This really should be a comment, except that it's too long and needs formatting.
... As ignoring tells Git to not track [the file]
This is where you have gone wrong.
Listing a file path, or a path pattern, in a .gitignore
, does not tell Git not to track the file.
In Git, what makes a file tracked is the presence of that file's path in the index. If the path is in the index, the file is tracked.
The contents of the index change dynamically, as you move from one commit to another. In particular, git checkout commit-or-branch
loads the index (and populates your work-tree) from the commit you select. If that commit contains some particular file, that file's path is now in your index, and that file is now tracked (and has been extracted into your work-tree). If that file's path is not in the commit, that file's path is now not in your index, and that file is now not tracked (and has just been removed from your work-tree, if it was there).

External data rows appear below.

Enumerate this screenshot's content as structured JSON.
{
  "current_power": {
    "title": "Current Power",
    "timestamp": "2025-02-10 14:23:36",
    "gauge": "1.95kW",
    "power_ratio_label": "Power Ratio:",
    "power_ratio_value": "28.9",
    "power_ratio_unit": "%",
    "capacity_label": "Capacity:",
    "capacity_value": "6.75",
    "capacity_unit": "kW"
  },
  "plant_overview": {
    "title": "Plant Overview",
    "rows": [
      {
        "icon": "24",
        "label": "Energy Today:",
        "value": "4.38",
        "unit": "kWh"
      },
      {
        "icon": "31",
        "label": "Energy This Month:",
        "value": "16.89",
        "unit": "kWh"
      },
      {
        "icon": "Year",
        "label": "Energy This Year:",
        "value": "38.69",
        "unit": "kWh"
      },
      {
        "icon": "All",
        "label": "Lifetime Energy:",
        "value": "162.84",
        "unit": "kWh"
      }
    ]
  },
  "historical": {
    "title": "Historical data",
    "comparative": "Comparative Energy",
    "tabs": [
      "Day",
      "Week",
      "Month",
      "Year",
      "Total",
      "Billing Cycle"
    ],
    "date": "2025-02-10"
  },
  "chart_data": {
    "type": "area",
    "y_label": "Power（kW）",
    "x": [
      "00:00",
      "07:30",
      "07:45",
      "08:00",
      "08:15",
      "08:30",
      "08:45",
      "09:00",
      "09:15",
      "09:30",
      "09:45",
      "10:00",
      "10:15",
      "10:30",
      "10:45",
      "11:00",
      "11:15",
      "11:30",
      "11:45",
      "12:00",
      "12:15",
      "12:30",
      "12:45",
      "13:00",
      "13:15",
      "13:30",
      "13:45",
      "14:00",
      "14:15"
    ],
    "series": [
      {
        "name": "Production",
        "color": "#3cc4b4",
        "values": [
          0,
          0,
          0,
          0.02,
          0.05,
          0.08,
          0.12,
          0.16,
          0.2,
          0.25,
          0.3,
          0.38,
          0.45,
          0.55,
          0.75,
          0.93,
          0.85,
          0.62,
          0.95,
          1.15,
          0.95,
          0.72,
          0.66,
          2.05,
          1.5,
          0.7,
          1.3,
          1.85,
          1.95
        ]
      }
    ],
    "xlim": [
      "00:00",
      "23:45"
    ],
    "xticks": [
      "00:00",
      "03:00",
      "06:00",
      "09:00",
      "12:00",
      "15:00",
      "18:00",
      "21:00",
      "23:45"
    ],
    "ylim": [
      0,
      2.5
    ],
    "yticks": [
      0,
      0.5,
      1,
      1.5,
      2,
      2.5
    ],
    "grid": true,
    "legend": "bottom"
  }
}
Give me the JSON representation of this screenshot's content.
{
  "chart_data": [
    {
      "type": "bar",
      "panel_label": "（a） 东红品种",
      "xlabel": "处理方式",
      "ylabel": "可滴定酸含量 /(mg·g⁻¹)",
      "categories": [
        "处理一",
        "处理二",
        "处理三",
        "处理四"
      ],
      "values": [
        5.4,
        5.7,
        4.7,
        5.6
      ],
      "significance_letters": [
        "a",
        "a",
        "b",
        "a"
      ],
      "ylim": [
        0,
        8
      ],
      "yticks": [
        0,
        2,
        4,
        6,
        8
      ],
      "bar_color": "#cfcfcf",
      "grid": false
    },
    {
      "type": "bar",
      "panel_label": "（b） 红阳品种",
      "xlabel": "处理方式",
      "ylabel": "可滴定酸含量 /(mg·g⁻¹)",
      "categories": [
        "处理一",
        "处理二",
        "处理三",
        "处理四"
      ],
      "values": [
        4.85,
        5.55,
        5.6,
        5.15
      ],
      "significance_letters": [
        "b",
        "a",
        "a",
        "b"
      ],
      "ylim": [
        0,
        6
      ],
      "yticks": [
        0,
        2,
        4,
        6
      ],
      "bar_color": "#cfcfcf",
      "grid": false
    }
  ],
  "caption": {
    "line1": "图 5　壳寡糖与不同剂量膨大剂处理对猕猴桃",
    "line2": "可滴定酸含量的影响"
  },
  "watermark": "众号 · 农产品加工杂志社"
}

All of this happens regardless of what is in your .gitignore
files (with one modifier: listing a file in .gitignore
gives Git permission to overwrite or delete it, when it might otherwise refuse to do the git checkout
in the first place). So listing a file in .gitignore
does not make Git ignore it. If the file is currently tracked, the .gitignore
listing has no effect at all on it!
What .gitignore
does for untracked files is:
- Shut Git up about the untracked-ness. Otherwise Git will keep pestering you about it, which is annoying.
- Make Git skip the file when you use en-masse
git add
commands like git add -A
or git add .
βin fact, if you try to git add
it by name, Git will tell you that it's untracked now and listed as ignored and if you really want to add it, you will have to use the --force
option.
- And, as mentioned above, give Git permission to clobber the file in certain cases where it would otherwise tell you that checking out some particular existing commit would overwrite or delete it.
The file should probably be named .git-do-not-complain-about-some-files-that-are-untracked-and-by-the-way-feel-free-to-clobber-these-files-too
, or something along these lines. But that name is kind of difficult to use, so it's called .gitignore
.
To see several ways to deal with files that have accidentally been committed, see How to stop tracking and ignore changes to a file in Git? It's also possible to "rewrite history", to make new commits that everyone should switch to using in place of the old commits that contain the accidentally-committed file. However, everyone who has a copy of the repository with the accidentally-committed file must switch over to the new series of commits. In some ways it's easier to just make a new repository in which the file is never committed (this is essentially the same process).